In Agile projects, test levels are often defined in definition of done document which are logically related to each other and indicates the broad test coverage area. Since, testing in agile is no longer a separate phase by itself, all test levels overlap with each other. The user stories which contain requirements and design description and development along with testing activities overlap with each other.
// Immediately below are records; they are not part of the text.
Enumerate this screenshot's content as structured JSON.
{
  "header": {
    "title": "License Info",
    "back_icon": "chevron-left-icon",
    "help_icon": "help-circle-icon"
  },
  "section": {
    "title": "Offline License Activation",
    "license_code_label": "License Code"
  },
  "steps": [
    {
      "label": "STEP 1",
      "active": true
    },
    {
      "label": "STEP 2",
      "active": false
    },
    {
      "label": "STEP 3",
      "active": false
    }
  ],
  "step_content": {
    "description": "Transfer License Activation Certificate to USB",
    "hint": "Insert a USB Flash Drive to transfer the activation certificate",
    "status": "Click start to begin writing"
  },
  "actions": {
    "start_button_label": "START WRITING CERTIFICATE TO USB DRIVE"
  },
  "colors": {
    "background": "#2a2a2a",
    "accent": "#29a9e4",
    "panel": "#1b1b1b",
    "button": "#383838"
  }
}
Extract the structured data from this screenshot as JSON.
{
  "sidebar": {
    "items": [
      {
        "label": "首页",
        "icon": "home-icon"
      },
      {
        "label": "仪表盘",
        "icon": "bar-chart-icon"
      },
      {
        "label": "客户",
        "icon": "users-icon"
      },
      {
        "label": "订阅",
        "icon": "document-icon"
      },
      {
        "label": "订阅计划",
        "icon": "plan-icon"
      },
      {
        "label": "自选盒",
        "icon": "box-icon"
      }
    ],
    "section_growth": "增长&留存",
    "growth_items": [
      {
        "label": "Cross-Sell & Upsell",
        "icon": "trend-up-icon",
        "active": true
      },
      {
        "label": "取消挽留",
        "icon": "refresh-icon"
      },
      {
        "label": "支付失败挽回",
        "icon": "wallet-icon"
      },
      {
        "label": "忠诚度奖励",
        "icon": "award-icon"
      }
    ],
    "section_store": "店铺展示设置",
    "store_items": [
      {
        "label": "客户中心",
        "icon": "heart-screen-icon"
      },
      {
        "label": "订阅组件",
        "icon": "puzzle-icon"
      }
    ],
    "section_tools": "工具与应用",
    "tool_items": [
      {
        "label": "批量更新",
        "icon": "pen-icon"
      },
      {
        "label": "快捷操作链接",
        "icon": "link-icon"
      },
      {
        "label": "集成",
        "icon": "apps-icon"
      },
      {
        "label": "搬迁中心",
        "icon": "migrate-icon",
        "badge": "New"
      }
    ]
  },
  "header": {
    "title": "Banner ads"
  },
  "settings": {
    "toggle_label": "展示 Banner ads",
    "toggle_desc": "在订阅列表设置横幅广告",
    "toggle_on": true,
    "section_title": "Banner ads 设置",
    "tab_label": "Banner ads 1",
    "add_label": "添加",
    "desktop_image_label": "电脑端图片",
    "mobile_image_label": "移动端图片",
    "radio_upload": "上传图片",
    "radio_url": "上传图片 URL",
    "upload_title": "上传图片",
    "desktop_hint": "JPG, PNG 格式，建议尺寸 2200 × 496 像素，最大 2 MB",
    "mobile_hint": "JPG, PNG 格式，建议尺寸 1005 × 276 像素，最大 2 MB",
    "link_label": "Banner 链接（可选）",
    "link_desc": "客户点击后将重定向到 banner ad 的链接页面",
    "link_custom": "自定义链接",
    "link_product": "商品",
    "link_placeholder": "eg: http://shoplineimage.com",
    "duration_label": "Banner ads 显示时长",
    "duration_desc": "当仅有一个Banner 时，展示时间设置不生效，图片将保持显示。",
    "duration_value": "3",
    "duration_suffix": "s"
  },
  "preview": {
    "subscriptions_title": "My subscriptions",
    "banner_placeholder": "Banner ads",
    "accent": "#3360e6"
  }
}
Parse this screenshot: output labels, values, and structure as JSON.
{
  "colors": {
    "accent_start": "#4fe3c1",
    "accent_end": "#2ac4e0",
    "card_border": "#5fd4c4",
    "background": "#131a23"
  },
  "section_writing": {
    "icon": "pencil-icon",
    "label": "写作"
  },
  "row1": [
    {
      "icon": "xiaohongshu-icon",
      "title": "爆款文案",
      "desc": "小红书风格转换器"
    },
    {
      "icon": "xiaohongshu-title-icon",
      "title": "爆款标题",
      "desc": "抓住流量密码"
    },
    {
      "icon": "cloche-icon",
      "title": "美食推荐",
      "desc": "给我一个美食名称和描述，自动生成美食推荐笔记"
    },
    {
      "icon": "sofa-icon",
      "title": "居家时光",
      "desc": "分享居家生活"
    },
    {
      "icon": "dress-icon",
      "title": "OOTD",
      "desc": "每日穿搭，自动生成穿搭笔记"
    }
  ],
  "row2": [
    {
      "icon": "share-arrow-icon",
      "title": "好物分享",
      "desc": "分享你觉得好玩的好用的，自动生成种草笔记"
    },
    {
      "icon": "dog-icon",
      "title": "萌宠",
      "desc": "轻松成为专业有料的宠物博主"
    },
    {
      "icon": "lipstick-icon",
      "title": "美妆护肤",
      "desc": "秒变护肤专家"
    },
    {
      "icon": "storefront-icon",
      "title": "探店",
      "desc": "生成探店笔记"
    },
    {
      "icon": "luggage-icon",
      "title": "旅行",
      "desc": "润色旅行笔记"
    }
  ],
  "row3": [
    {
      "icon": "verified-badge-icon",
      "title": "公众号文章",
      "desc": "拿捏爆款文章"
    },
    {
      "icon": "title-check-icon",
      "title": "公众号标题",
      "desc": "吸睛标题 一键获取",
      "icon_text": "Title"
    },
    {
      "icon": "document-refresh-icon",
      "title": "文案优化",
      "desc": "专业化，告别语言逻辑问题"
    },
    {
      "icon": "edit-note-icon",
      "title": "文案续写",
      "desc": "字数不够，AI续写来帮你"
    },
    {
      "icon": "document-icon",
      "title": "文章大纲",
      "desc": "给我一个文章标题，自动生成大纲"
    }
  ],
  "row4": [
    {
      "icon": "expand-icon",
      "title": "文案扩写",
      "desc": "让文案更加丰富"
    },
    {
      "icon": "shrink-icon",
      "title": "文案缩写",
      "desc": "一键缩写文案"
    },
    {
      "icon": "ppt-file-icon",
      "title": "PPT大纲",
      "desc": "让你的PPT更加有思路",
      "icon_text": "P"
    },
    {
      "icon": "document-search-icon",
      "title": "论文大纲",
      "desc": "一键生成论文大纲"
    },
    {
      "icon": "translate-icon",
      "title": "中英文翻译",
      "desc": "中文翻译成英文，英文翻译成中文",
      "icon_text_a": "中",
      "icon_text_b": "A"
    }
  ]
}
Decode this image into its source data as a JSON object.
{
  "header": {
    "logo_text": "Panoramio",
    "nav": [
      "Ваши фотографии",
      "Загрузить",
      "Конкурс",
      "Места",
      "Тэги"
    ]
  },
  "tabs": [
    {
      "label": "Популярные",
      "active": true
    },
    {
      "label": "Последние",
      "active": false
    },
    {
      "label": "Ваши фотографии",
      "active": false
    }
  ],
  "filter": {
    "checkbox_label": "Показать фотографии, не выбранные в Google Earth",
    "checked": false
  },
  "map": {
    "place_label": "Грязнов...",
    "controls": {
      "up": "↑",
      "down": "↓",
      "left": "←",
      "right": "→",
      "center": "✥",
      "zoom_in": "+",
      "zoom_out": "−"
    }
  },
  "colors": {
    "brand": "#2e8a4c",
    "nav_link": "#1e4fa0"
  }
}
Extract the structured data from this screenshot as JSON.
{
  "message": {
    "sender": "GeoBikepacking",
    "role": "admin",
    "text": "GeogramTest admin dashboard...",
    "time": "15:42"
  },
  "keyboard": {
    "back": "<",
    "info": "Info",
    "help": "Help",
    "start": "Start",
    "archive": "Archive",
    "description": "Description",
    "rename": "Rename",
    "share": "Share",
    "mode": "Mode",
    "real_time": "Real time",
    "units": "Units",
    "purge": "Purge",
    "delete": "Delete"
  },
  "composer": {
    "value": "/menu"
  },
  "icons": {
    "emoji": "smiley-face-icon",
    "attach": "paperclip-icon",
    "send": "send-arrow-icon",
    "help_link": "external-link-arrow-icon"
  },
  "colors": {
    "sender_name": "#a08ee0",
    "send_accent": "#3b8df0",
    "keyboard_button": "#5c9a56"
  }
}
Scrum strictly prohibits product owner changing requirements in the middle of the sprint; however, the team can evolve the sprint backlog as they uncover new details about a user story. During a iteration, here is the sequence of tests:
- Unit testing, typically done by the developer, but sometimes tester also helps
- Feature acceptance testing, which may be broken into couple of activities:
- Feature verification testing, which is often automated
- Feature validation testing, which involves everyone and mostly done manually
Example of Feature acceptance testing:
As a new depositor, in order to protect my money, I want to save my money a bank account. Since, I am a new depositor, my default opening balance in a new bank account is INR 0.00
Automated tests are often used for running parallel regression testing to test, if any of the previously developed features might have broken. The continuous integration framework also helps checking if any builds are failing to code compilation errors. The system level test may also get started as soon as user stories are done.
There are other tests like performance, reliability, usability tests which may also run in parallel to the system tests. Acceptance testing may also include alpha and beta tests based on the type of the product being developed, either in iteration or at the end of the release. User Acceptance Testing at the end of the iteration is good idea. In regulated environments, certain regulatory testing also may be norm to satisfy the audit compliance rules.